The processing of morphologically complex words in a specific speaker group A masked-priming study with Turkish heritage speakers

Jacob G., Kirkici B.

MENTAL LEXICON, vol.11, pp.308-328, 2016 (Peer-Reviewed Journal) identifier identifier

  • Publication Type: Article / Article
  • Volume: 11
  • Publication Date: 2016
  • Doi Number: 10.1075/ml.11.2.06jac
  • Journal Name: MENTAL LEXICON
  • Page Numbers: pp.308-328
  • Keywords: heritage speakers, complex words, morphological decomposition, masked priming, Turkish, MORPHO-ORTHOGRAPHIC SEGMENTATION, INDIVIDUAL-DIFFERENCES, SKILLED READERS, DECOMPOSITION, RECOGNITION, FORM
  • Middle East Technical University Affiliated: Yes


The present study investigates to what extent morphological priming varies across different groups of native speakers of a language. In two masked-priming experiments, we investigate the processing of morphologically complex Turkish words in Turkish heritage speakers raised and living in Germany. Materials and experimental design were based on Kirkici and Clahsen's (2013) study on morphological processing in Turkish native speakers and L2 learners, allowing for direct comparisons between the three groups. Experiment 1 investigated priming effects for morphologically related prime-target pairs.
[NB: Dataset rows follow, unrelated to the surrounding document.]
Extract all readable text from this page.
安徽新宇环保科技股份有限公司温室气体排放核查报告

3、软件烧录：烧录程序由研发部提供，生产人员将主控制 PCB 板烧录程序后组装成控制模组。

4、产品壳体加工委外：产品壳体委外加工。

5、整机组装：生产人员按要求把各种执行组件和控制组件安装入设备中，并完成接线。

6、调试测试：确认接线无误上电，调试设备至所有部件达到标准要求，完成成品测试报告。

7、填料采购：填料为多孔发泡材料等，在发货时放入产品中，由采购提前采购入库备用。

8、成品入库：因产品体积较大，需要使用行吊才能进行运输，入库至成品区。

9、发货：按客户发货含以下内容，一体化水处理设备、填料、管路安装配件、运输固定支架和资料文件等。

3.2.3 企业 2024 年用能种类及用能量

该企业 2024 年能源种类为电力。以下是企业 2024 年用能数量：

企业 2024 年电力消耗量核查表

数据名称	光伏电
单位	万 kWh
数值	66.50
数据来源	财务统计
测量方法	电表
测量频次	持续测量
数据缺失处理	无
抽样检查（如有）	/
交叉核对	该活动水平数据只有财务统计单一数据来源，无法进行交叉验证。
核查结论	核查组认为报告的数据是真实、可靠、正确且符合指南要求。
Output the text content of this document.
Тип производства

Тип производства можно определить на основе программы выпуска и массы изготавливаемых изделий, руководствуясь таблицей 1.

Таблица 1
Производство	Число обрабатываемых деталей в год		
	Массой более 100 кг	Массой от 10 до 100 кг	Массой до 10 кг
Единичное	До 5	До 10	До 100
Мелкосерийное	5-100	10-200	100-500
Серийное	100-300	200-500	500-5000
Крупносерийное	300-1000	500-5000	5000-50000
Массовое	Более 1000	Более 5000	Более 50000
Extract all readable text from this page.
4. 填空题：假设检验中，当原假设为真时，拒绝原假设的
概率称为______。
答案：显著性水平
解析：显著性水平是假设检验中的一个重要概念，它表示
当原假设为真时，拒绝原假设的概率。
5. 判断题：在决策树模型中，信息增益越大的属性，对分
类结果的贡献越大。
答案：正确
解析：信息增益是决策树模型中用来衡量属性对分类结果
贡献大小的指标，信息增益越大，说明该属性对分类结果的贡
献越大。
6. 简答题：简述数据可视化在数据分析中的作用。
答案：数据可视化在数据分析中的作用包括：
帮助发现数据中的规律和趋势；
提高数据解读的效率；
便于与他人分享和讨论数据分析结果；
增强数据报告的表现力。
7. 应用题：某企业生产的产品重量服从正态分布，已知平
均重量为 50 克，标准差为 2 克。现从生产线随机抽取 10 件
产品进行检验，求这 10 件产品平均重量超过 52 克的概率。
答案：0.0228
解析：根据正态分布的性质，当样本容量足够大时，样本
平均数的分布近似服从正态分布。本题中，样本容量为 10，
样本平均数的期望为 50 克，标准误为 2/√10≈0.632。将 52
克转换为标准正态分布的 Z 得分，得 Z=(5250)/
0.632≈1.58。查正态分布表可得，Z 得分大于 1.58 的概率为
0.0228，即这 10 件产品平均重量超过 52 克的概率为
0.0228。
Heritage speakers showed a similar pattern of results as the L1 comparison group, with significant priming effects for prime-target pairs with inflected primes (e.g. 'sorar-sor' asks-ask) as well as for prime-target pairs with derived primes (e.g. 'saglik-sag' health-healthy). In Experiment 2, we measured priming effects for prime-target pairs which were semantically and morphologically unrelated, but only related with regard to orthographic overlap (e.g. 'devre-dev' period-giant). Unlike both L1 speakers raised in Turkey and highly proficient L2 learners, heritage speakers also showed significant priming effects in this condition. Our results suggest that heritage speakers differ from both native speakers and L2 learners in that they rely more on (orthographic) surface form properties of the stimulus during early stages of word recognition, at the expense of morphological decomposition.